Chaque société a ses villes de Devoir, où les compagnons peuvent stationner, s’instruire et travailler, en participant à l’aide, aux secours et à la protection d’un corps de compagnons qu’on appelle par application générique société, et dont les membres se fixent ou se renouvellent suivant leurs intérêts ou leurs besoins. Quand ils sont trop nombreux pour subsister, quelques-uns parmi les premiers arrivés doivent faire place aux derniers arrivants.


Certaines villes peuvent être occupées par des Devoirs différents; certaines autres sont la propriété exclusive d’un seul Devoir, soit par antique coutume, soit par transaction, comme il est arrivé pour le marché de cent ans de la ville de Lyon.


Certaines bases sont communes à tous les Devoirs et à tous les corps qui les composent: et à voir la chose en grand, ces bases principales sont nobles et généreuses. L’embauchage, c’est-à-dire l’admission de l’ouvrier au travail; le levage d’acquit, c’est-à-dire la garantie de son honneur; les rapports du compagnon avec le maître; la conduite, c’est-à-dire les adieux fraternels érigés en cérémonies; les soins et secours accordés aux malades, les honneurs rendus aux morts, la célébration des fêtes patronales, et beaucoup d’autres coutumes, sont à peu près les mêmes dans tout le compagnonnage.

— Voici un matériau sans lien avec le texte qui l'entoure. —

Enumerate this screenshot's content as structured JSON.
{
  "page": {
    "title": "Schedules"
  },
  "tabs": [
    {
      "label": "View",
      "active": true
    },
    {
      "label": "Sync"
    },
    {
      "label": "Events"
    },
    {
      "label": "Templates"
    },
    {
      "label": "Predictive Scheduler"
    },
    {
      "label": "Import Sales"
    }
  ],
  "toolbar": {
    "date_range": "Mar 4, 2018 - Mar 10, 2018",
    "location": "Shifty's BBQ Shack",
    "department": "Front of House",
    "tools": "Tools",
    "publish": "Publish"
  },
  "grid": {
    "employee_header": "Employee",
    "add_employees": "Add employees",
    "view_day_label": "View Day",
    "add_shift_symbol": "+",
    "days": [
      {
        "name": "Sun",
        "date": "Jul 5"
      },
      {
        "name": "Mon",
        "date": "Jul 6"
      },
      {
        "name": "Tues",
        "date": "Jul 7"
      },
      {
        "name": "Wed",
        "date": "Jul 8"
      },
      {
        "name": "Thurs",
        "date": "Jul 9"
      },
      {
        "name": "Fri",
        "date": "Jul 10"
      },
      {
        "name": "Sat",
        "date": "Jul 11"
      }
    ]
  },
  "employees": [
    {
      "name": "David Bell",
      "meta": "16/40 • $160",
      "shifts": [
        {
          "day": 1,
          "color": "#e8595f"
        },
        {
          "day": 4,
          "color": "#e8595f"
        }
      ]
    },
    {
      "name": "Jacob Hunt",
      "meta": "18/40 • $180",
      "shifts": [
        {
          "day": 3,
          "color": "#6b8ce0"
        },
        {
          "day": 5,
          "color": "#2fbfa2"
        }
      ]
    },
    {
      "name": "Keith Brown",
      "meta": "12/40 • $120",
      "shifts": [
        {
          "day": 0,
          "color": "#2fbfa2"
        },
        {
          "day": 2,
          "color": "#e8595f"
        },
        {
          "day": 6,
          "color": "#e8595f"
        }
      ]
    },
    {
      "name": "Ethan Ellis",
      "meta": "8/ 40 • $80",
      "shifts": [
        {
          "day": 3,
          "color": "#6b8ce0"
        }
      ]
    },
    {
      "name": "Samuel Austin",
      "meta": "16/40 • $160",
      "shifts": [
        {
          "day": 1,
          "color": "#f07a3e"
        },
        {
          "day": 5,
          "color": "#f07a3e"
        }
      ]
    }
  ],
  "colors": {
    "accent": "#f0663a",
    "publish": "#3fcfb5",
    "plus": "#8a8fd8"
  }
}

Ce qui diffère, ce sont les formes extérieures, les formules, les titres, les insignes, les couleurs, les chansons, etc.


Ce qui conserve dans les provinces l’importance du compagnonnage, c’est l’instruction, l’ardeur belliqueuse, l’esprit d’association et l’habitude d’organisation régulière infusée à une masse de jeunes gens qu’y jettent un caractère entreprenant, l’amour du progrès, le besoin d’échapper à l’isolement, à l’ignorance et à la misère. Les uns y sont poussés par le despotisme grossier de la famille qui les opprimait et les exploitait; les autres, par l’absence de famille et de premier capital. Une position perdue, un amour contrarié, un sentiment d’orgueil légitime, et par-dessus tout le besoin de voir, de respirer et de vivre, y poussent chaque année l’élite d’une ardente jeunesse. Le tour de France, c’est la phase poétique, c’est le pèlerinage aventureux, la chevalerie errante de l’artisan. Celui qui ne possède ni maison ni patrimoine s’en va sur les chemins chercher une patrie, sous l’égide d’une famille adoptive qui ne l’abandonne ni durant la vie ni après la mort. Celui même qui aspire à une position honorable et sûre dans son pays veut, tout au moins, dépenser la vigueur de ses belles années, et connaître les enivrements de la vie active. Il faudra qu’il revienne au bercail, et qu’il accepte la condition laborieuse et sédentaire de ses proches. Peut-être, dans le cours de cette future existence, ne retrouvera-t-il plus une année, une saison, une semaine de liberté. Eh bien! il faut qu’il en finisse avec cette vague inquiétude qui le sollicite; il faut qu’il voyage. Il reprendra plus tard la lime ou le marteau de ses pères; mais il aura des souvenirs et des impressions, il aura vu le monde, il pourra dire à ses amis et à ses enfants combien la patrie est belle et grande: il aura fait son tour de France.


Je crois que cette digression était nécessaire à l’intelligence de mon récit. Maintenant, beaux lecteurs, et vous, bons compagnons, permettez-moi de courir après mes héros, qui ne se sont pas arrêtés ainsi que moi sur la chaussée de la Loire.